Maintain a debt list within a tracking system: Each time you incur debt, enter the tasks needed to pay off that debt into your tracking system along with an estimated effort and schedule. Use the debt backlog to track your tech debt progress. Any unresolved debt more than 90 days old should be treated as critical.
Maintain the debt list as part of a Scrum product backlog: Treat each debt as a Scrum “story” and estimate the effort and schedule to pay off each debt—the same way you estimate other stories in Scrum within a product backlog.
Both of these methods can help you effectively track technical debt and get rid of debt as quickly and efficiently as possible. Similar to paying off a credit card, both approaches allow you to pay off small increments of debt until the grand total is paid off.
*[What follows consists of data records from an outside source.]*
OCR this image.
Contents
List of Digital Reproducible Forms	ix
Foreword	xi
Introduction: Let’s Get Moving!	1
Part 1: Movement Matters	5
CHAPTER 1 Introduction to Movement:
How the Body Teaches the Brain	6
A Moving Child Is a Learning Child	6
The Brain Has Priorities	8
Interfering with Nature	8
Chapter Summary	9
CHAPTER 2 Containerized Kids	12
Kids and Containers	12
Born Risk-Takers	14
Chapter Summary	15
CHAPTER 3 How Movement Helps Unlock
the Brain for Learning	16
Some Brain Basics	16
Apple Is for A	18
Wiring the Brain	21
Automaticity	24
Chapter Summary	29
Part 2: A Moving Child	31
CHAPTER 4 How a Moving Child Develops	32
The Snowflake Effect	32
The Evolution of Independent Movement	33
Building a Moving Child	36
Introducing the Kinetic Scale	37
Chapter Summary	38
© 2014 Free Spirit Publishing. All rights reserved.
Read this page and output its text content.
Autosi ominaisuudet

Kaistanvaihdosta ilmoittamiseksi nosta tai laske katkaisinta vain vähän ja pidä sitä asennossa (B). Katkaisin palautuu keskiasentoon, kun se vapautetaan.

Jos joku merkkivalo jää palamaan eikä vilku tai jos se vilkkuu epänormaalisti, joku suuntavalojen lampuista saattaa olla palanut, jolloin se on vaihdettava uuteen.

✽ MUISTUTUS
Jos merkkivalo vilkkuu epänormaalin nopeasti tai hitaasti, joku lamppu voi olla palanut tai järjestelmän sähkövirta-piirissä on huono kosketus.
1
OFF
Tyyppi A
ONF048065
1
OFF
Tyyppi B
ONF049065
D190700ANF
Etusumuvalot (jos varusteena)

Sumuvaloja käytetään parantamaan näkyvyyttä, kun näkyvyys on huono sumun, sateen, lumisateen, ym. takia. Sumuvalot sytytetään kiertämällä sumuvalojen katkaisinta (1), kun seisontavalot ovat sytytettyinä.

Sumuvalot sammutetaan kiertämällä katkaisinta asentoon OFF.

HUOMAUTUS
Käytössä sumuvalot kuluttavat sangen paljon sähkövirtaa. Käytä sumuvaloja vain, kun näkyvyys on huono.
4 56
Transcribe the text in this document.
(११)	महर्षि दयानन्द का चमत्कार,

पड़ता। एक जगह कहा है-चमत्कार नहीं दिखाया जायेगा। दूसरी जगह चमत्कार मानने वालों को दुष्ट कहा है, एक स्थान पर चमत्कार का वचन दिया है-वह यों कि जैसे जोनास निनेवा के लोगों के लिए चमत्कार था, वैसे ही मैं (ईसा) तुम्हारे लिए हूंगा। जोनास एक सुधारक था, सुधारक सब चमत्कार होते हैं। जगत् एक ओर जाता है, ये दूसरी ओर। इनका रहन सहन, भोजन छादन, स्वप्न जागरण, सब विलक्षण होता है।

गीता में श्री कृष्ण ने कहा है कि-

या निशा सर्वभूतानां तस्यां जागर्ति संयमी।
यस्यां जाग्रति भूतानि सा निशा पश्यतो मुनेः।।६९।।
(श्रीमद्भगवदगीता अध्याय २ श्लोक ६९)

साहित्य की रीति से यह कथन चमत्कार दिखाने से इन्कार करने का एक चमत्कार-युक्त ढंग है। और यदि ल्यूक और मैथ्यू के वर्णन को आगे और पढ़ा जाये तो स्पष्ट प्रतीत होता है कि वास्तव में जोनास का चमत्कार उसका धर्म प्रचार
Technical debt examples and solutions
Now that you have an understanding of managing technical debt and some of the causes behind unintentional and intentional debt, let’s review some real life examples.
Example 1: Intentional technical debt
Description: The team chooses a framework that is fast to build on, with known performance issues and minimal functionality capabilities.
Solution: The team uses additional applications for post software implementation that features the missing framework functionality.
Debt: Though they met the product deadline, the team will need to rework the features after launch and will require additional funds.
Example 2: Unintentional technical debt
Description: The team has many junior developers helping to launch a new software feature on a tight deadline with not enough senior developers to review each piece of the code.
Solution: The team hires additional temporary support from senior developers to look over the code and check for proper functionality.
Debt: While the team caught most of the issues, the miscommunication between full time staff and temporary support caused oversight on some missed bugs in the code. This means the team will need to debug these issues post-launch.
As you can see, while different, both intentional and unintentional debt will need to be paid off over time. By brainstorming a solution to technical debt, you can ensure your software updates launch on time, with little debt accrued.
Pay off your technical debt with transparency
Debt isn’t always avoidable when working on a software product launch. From tough decisions to mistakes in code, Agile teams know how the amount of technical debt accrued can affect software updates.
The key to paying off debt is to maintain and track incremental payments. While the type of debt payoff is different in each scenario, team transparency and communication can help pay off your debt faster. This is because enhanced clarity on Agile projects can enforce a collective solution to the problem at hand.